Biography

Raised in Boone, North Carolina, and educated at the University of North Carolina (Chapel Hill) and Cornell University, John Crutchfield is a writer and performer currently based in Asheville, NC. He is the recipient of a Morehead Foundation Scholarship, a Mellon Fellowship in the Humanities, and a Regional Artist Project Grant from the North Carolina Arts Council. His poems, essays, translations and reviews have appeared in a variety of literary and cultural journals, including Shenandoah, Seneca Review, Southern Review, Appalachian Journal, and Zone 3. His plays The Songs of Robert, Ruth, Twelve Treatises on Memory, Everything and God, and Ivory have been produced regionally, as have various shorter works and adaptations, including Caliban’s Dream and Black Snow Flying Upwards, or: My Embarrassment, two movement-based solo performances which premiered at the Asheville Fringe Arts Festival in 2007 and 2008 respectively. His one-man version of The Songs of Robert was featured in the 2009 New York Interntional Fringe Festival.

An avid collaborator, John has created and performed multidisciplinary work with X Factor Dance, Sans Pointe Dance, G. Alex and the Movement, and Legacy Butoh. He has also appeared onstage as “Malvolio” in Twelfth Night (Appalachian State University), “Caliban” in The Tempest (Lenoir-Rhyne Players), "Banquo" and "Doctor" in Macbeth (NCStage), "Prosecutor" in David Mamet's Romance (Zealot), "Fraser" in Mac Wellman's Description Beggared, or: The Allegory of Whiteness (Warren Wilson College), and "Peck" in Paula Vogel's How I Learned to Drive (Warren Wilson College).
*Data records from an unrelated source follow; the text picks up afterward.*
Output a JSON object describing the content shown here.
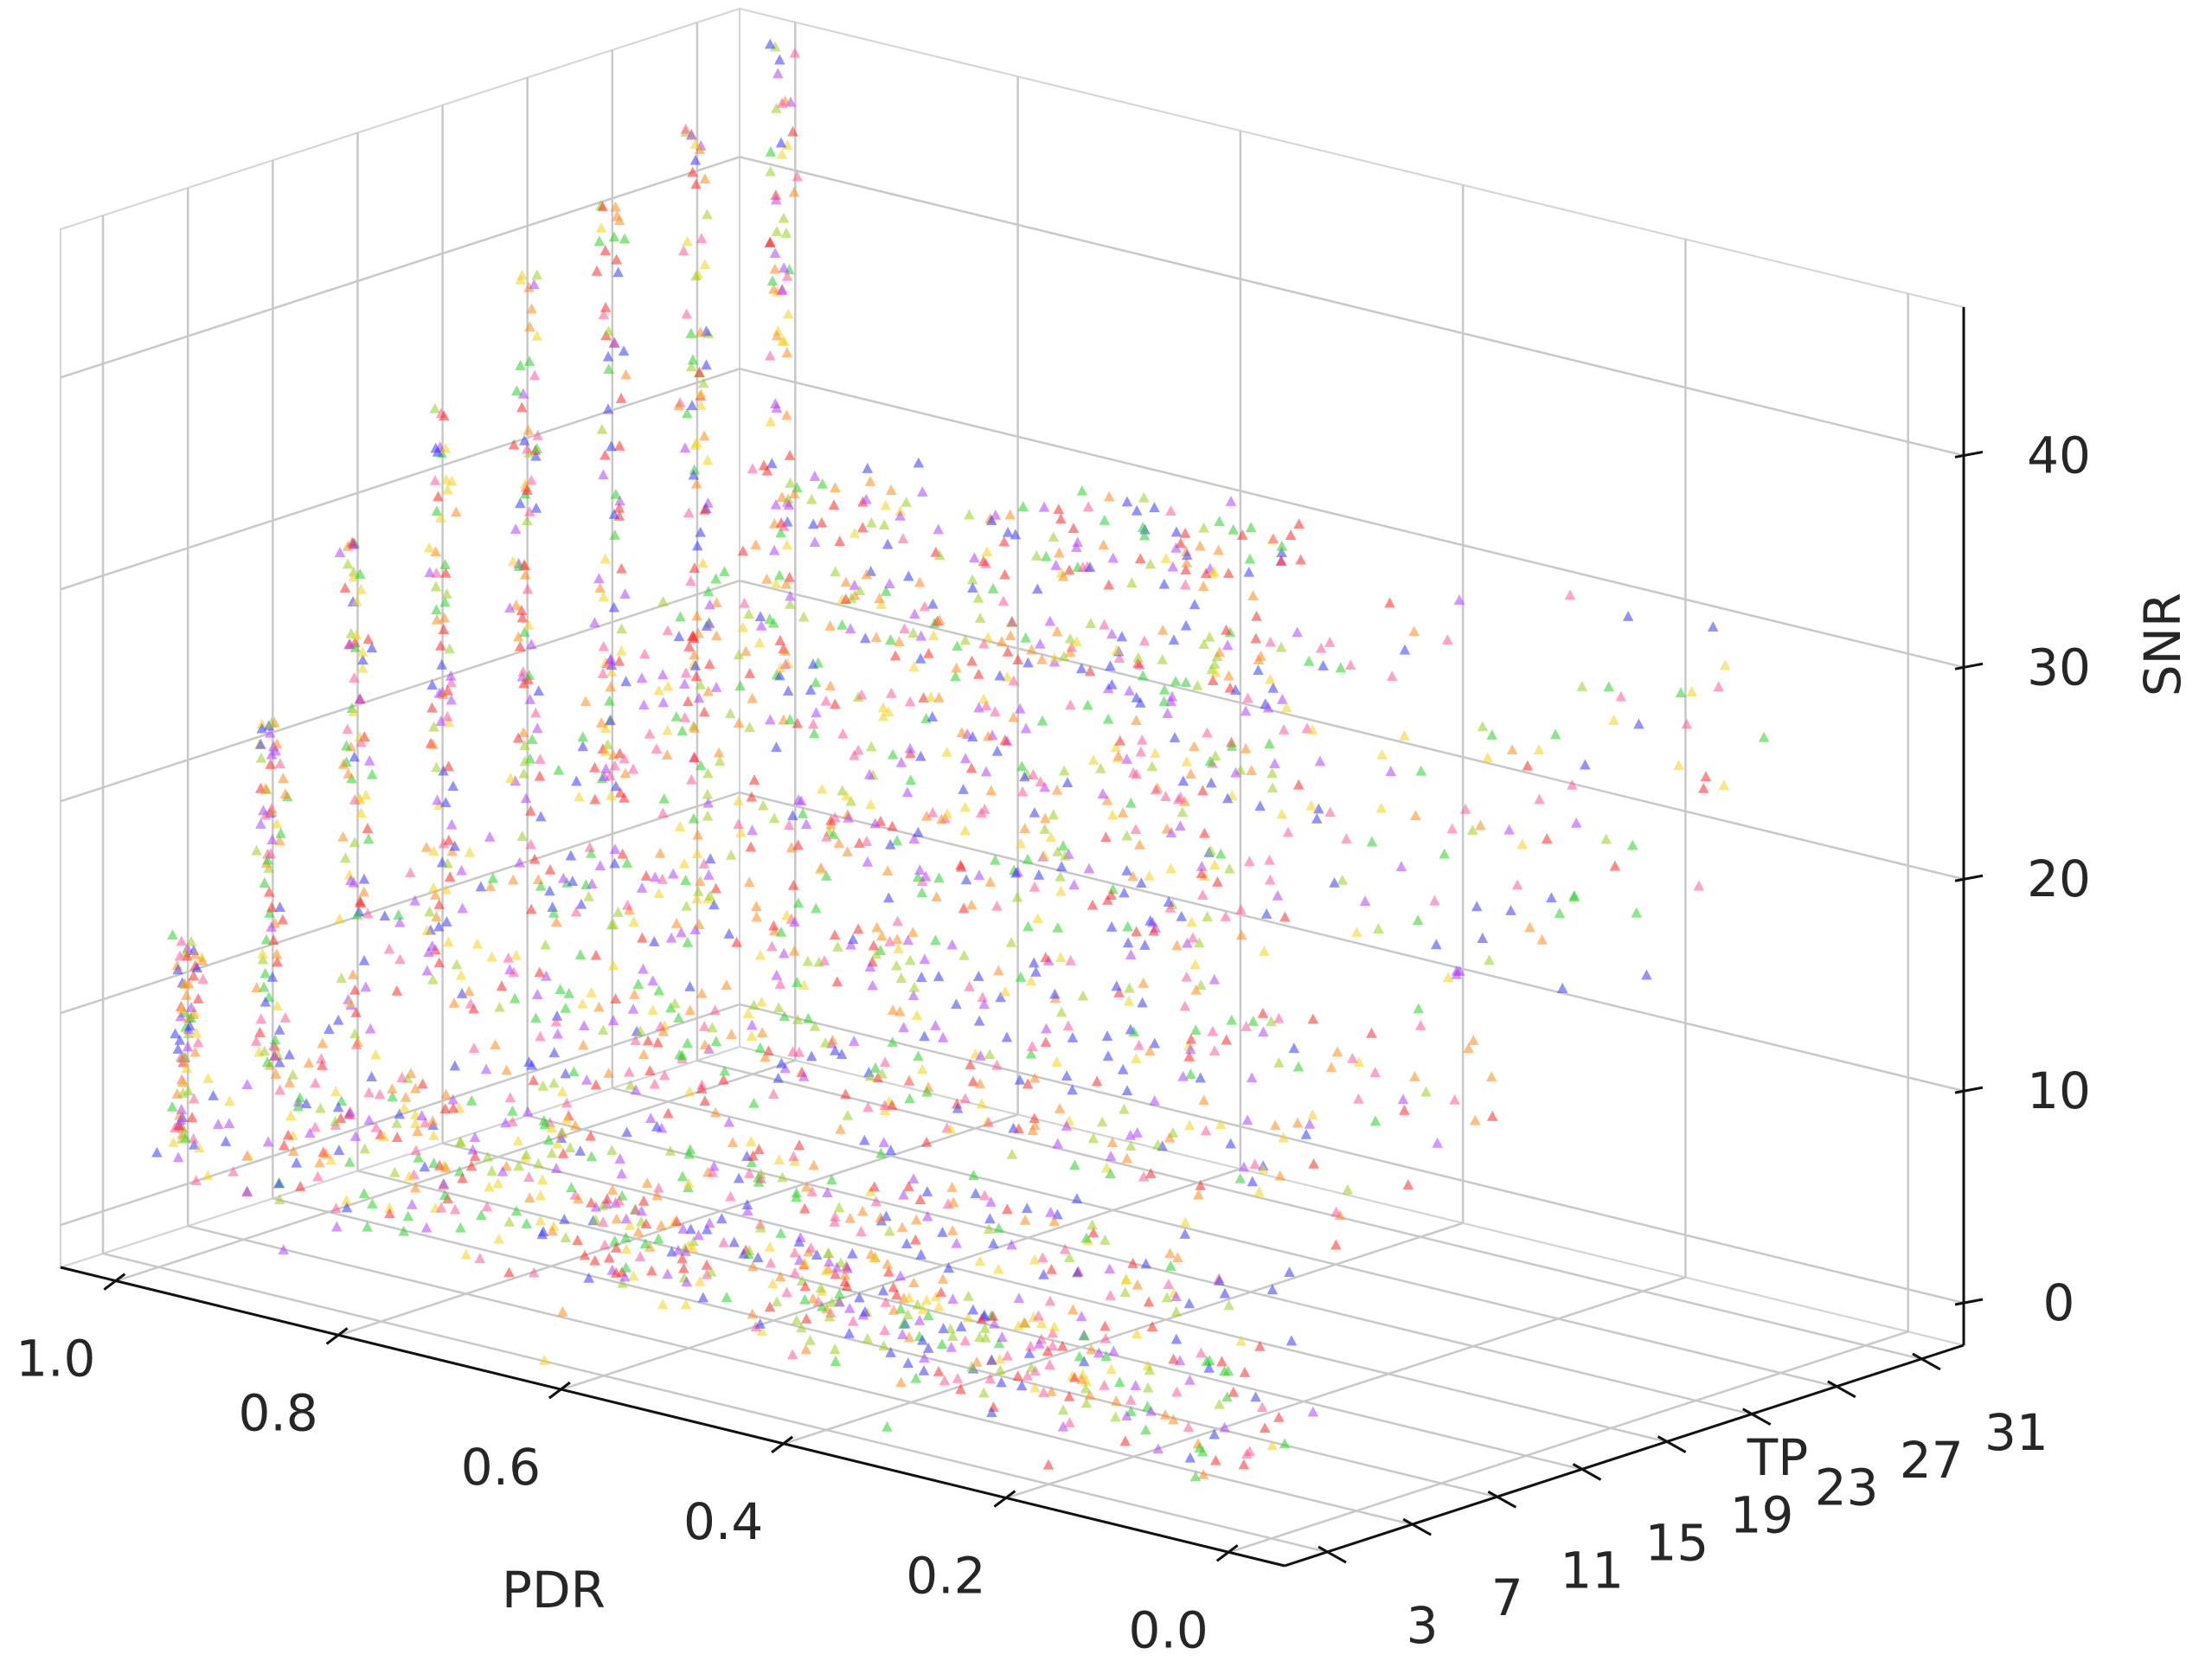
{
  "chart_data": {
    "type": "scatter",
    "projection": "3d",
    "marker": "triangle",
    "xlabel": "PDR",
    "ylabel": "TP",
    "zlabel": "SNR",
    "xlim": [
      1.05,
      -0.05
    ],
    "ylim": [
      1,
      33
    ],
    "zlim": [
      -2,
      47
    ],
    "xticks": [
      1.0,
      0.8,
      0.6,
      0.4,
      0.2,
      0.0
    ],
    "xtick_labels": [
      "1.0",
      "0.8",
      "0.6",
      "0.4",
      "0.2",
      "0.0"
    ],
    "yticks": [
      3,
      7,
      11,
      15,
      19,
      23,
      27,
      31
    ],
    "ytick_labels": [
      "3",
      "7",
      "11",
      "15",
      "19",
      "23",
      "27",
      "31"
    ],
    "zticks": [
      0,
      10,
      20,
      30,
      40
    ],
    "ztick_labels": [
      "0",
      "10",
      "20",
      "30",
      "40"
    ],
    "grid": true,
    "point_colors": [
      "#ff2a2a",
      "#3a3aff",
      "#2ccf2c",
      "#f2d21e",
      "#b040ff",
      "#ff8a1e",
      "#ff5a9a",
      "#9ad022"
    ],
    "towers": [
      {
        "tp": 3,
        "snr_range": [
          4,
          14
        ]
      },
      {
        "tp": 7,
        "snr_range": [
          6,
          23
        ]
      },
      {
        "tp": 11,
        "snr_range": [
          8,
          30
        ]
      },
      {
        "tp": 15,
        "snr_range": [
          10,
          35
        ]
      },
      {
        "tp": 19,
        "snr_range": [
          12,
          40
        ]
      },
      {
        "tp": 23,
        "snr_range": [
          14,
          42
        ]
      },
      {
        "tp": 27,
        "snr_range": [
          16,
          45
        ]
      },
      {
        "tp": 31,
        "snr_range": [
          17,
          47
        ]
      }
    ],
    "streaks": [
      {
        "tp": 3,
        "snr_start": 5.0,
        "snr_slope": -0.8
      },
      {
        "tp": 7,
        "snr_start": 7.5,
        "snr_slope": -0.4
      },
      {
        "tp": 11,
        "snr_start": 10.5,
        "snr_slope": 0.2
      },
      {
        "tp": 15,
        "snr_start": 13.5,
        "snr_slope": 1.2
      },
      {
        "tp": 19,
        "snr_start": 16.5,
        "snr_slope": 2.5
      },
      {
        "tp": 23,
        "snr_start": 19.5,
        "snr_slope": 3.5
      },
      {
        "tp": 27,
        "snr_start": 22.5,
        "snr_slope": 4.8
      },
      {
        "tp": 31,
        "snr_start": 25.5,
        "snr_slope": 6.0
      }
    ]
  }
}
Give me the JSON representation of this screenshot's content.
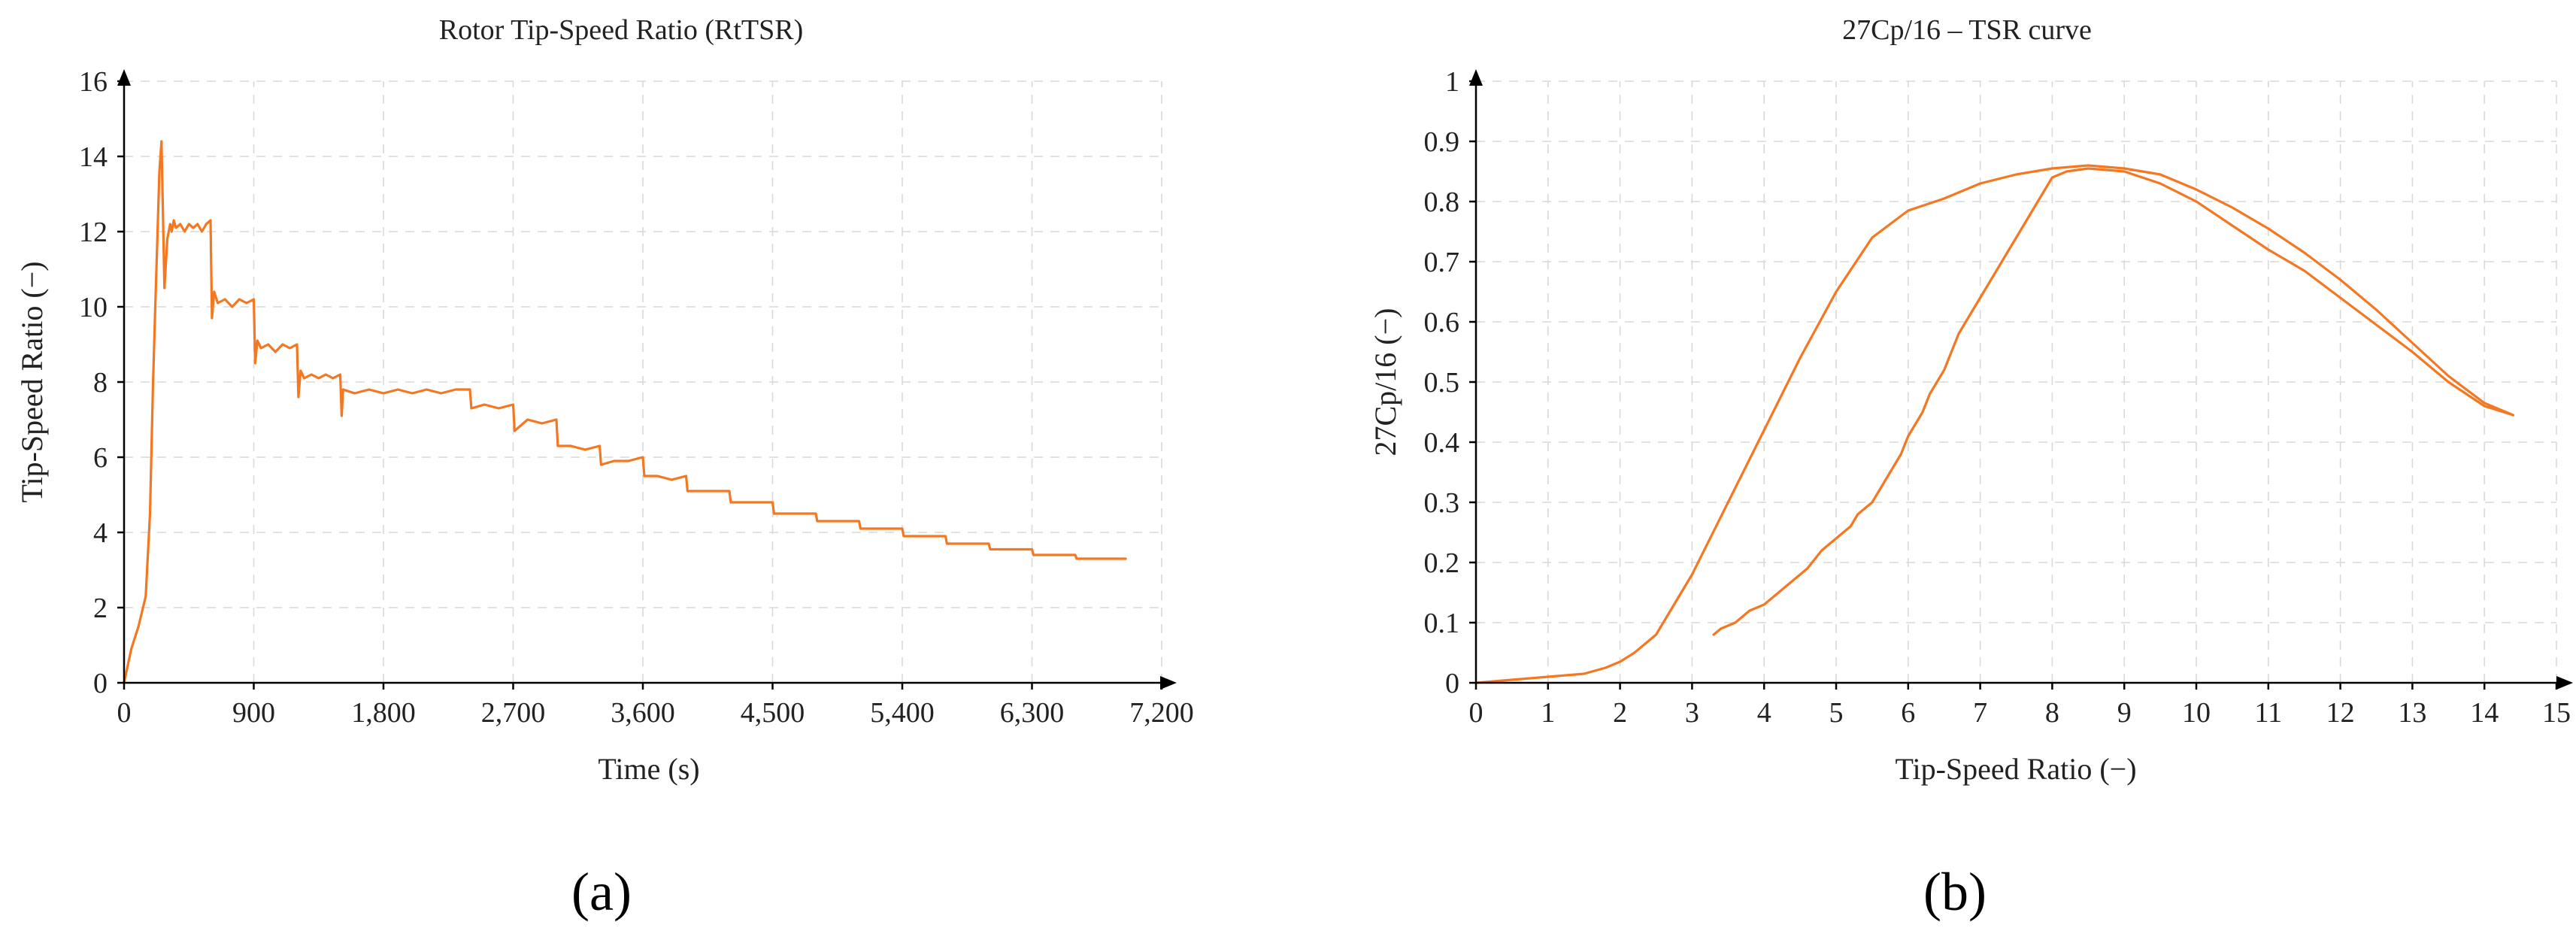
{
  "colors": {
    "series": "#f47721",
    "grid": "#d9d9d9",
    "axis": "#000000"
  },
  "chart_data": [
    {
      "type": "line",
      "title": "Rotor Tip-Speed Ratio (RtTSR)",
      "xlabel": "Time (s)",
      "ylabel": "Tip-Speed Ratio (−)",
      "panel_label": "(a)",
      "xlim": [
        0,
        7200
      ],
      "ylim": [
        0,
        16
      ],
      "xticks": [
        0,
        900,
        1800,
        2700,
        3600,
        4500,
        5400,
        6300,
        7200
      ],
      "xtick_labels": [
        "0",
        "900",
        "1,800",
        "2,700",
        "3,600",
        "4,500",
        "5,400",
        "6,300",
        "7,200"
      ],
      "yticks": [
        0,
        2,
        4,
        6,
        8,
        10,
        12,
        14,
        16
      ],
      "ytick_labels": [
        "0",
        "2",
        "4",
        "6",
        "8",
        "10",
        "12",
        "14",
        "16"
      ],
      "grid": true,
      "series": [
        {
          "x": [
            0,
            50,
            100,
            150,
            180,
            200,
            215,
            230,
            245,
            260,
            280,
            300,
            320,
            330,
            345,
            360,
            390,
            420,
            450,
            480,
            510,
            540,
            570,
            600,
            610,
            625,
            650,
            700,
            750,
            800,
            850,
            900,
            910,
            925,
            950,
            1000,
            1050,
            1100,
            1150,
            1200,
            1210,
            1225,
            1250,
            1300,
            1350,
            1400,
            1450,
            1500,
            1510,
            1520,
            1600,
            1700,
            1800,
            1900,
            2000,
            2100,
            2200,
            2300,
            2400,
            2410,
            2500,
            2600,
            2700,
            2710,
            2800,
            2900,
            3000,
            3010,
            3100,
            3200,
            3300,
            3310,
            3400,
            3500,
            3600,
            3610,
            3700,
            3800,
            3900,
            3910,
            4000,
            4100,
            4200,
            4210,
            4300,
            4400,
            4500,
            4510,
            4600,
            4700,
            4800,
            4810,
            4900,
            5000,
            5100,
            5110,
            5200,
            5300,
            5400,
            5410,
            5500,
            5600,
            5700,
            5710,
            5800,
            5900,
            6000,
            6010,
            6100,
            6200,
            6300,
            6310,
            6400,
            6500,
            6600,
            6610,
            6700,
            6800,
            6950
          ],
          "y": [
            0,
            0.9,
            1.5,
            2.3,
            4.5,
            7.8,
            9.8,
            11.7,
            13.6,
            14.4,
            10.5,
            11.8,
            12.2,
            12.0,
            12.3,
            12.1,
            12.2,
            12.0,
            12.2,
            12.1,
            12.2,
            12.0,
            12.2,
            12.3,
            9.7,
            10.4,
            10.1,
            10.2,
            10.0,
            10.2,
            10.1,
            10.2,
            8.5,
            9.1,
            8.9,
            9.0,
            8.8,
            9.0,
            8.9,
            9.0,
            7.6,
            8.3,
            8.1,
            8.2,
            8.1,
            8.2,
            8.1,
            8.2,
            7.1,
            7.8,
            7.7,
            7.8,
            7.7,
            7.8,
            7.7,
            7.8,
            7.7,
            7.8,
            7.8,
            7.3,
            7.4,
            7.3,
            7.4,
            6.7,
            7.0,
            6.9,
            7.0,
            6.3,
            6.3,
            6.2,
            6.3,
            5.8,
            5.9,
            5.9,
            6.0,
            5.5,
            5.5,
            5.4,
            5.5,
            5.1,
            5.1,
            5.1,
            5.1,
            4.8,
            4.8,
            4.8,
            4.8,
            4.5,
            4.5,
            4.5,
            4.5,
            4.3,
            4.3,
            4.3,
            4.3,
            4.1,
            4.1,
            4.1,
            4.1,
            3.9,
            3.9,
            3.9,
            3.9,
            3.7,
            3.7,
            3.7,
            3.7,
            3.55,
            3.55,
            3.55,
            3.55,
            3.4,
            3.4,
            3.4,
            3.4,
            3.3,
            3.3,
            3.3,
            3.3
          ]
        }
      ]
    },
    {
      "type": "line",
      "title": "27Cp/16 – TSR curve",
      "xlabel": "Tip-Speed Ratio (−)",
      "ylabel": "27Cp/16 (−)",
      "panel_label": "(b)",
      "xlim": [
        0,
        15
      ],
      "ylim": [
        0,
        1
      ],
      "xticks": [
        0,
        1,
        2,
        3,
        4,
        5,
        6,
        7,
        8,
        9,
        10,
        11,
        12,
        13,
        14,
        15
      ],
      "xtick_labels": [
        "0",
        "1",
        "2",
        "3",
        "4",
        "5",
        "6",
        "7",
        "8",
        "9",
        "10",
        "11",
        "12",
        "13",
        "14",
        "15"
      ],
      "yticks": [
        0,
        0.1,
        0.2,
        0.3,
        0.4,
        0.5,
        0.6,
        0.7,
        0.8,
        0.9,
        1
      ],
      "ytick_labels": [
        "0",
        "0.1",
        "0.2",
        "0.3",
        "0.4",
        "0.5",
        "0.6",
        "0.7",
        "0.8",
        "0.9",
        "1"
      ],
      "grid": true,
      "series": [
        {
          "x": [
            0,
            0.5,
            1.0,
            1.5,
            1.8,
            2.0,
            2.2,
            2.5,
            3.0,
            3.5,
            4.0,
            4.5,
            5.0,
            5.5,
            6.0,
            6.5,
            7.0,
            7.5,
            8.0,
            8.5,
            9.0,
            9.5,
            10.0,
            10.5,
            11.0,
            11.5,
            12.0,
            12.5,
            13.0,
            13.5,
            14.0,
            14.4,
            14.0,
            13.5,
            13.0,
            12.5,
            12.0,
            11.5,
            11.0,
            10.5,
            10.0,
            9.5,
            9.0,
            8.5,
            8.2,
            8.0,
            7.8,
            7.6,
            7.4,
            7.2,
            7.0,
            6.9,
            6.8,
            6.7,
            6.6,
            6.5,
            6.4,
            6.3,
            6.2,
            6.1,
            6.0,
            5.9,
            5.8,
            5.7,
            5.6,
            5.5,
            5.4,
            5.3,
            5.2,
            5.0,
            4.8,
            4.6,
            4.4,
            4.2,
            4.0,
            3.8,
            3.6,
            3.4,
            3.3
          ],
          "y": [
            0,
            0.005,
            0.01,
            0.015,
            0.025,
            0.035,
            0.05,
            0.08,
            0.18,
            0.3,
            0.42,
            0.54,
            0.65,
            0.74,
            0.785,
            0.805,
            0.83,
            0.845,
            0.855,
            0.86,
            0.855,
            0.845,
            0.82,
            0.79,
            0.755,
            0.715,
            0.67,
            0.62,
            0.565,
            0.51,
            0.465,
            0.445,
            0.46,
            0.5,
            0.55,
            0.595,
            0.64,
            0.685,
            0.72,
            0.76,
            0.8,
            0.83,
            0.85,
            0.855,
            0.85,
            0.84,
            0.8,
            0.76,
            0.72,
            0.68,
            0.64,
            0.62,
            0.6,
            0.58,
            0.55,
            0.52,
            0.5,
            0.48,
            0.45,
            0.43,
            0.41,
            0.38,
            0.36,
            0.34,
            0.32,
            0.3,
            0.29,
            0.28,
            0.26,
            0.24,
            0.22,
            0.19,
            0.17,
            0.15,
            0.13,
            0.12,
            0.1,
            0.09,
            0.08
          ]
        }
      ]
    }
  ]
}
John has been Artist-In-Residence at the North Carolina Governor’s School East, the Djerassi Artists Foundation, the Headlands Center for the Arts, the Vermont Studio Center, the Association d’Art de La Napoule (France) and the Pädagogische Hochschule Karlsruhe (Germany), as well as at various American schools, colleges, and universities. He is Artistic Director of My Good Leg, a flexible collaborative devoted to creating new interdisciplinary performance. 

At present, he also teaches creative writing part-time at Warren Wilson College near his home in Asheville, NC, writes theatre reviews for the "Sightlines" page of Mountain XPress, and works freelance as a literary translator.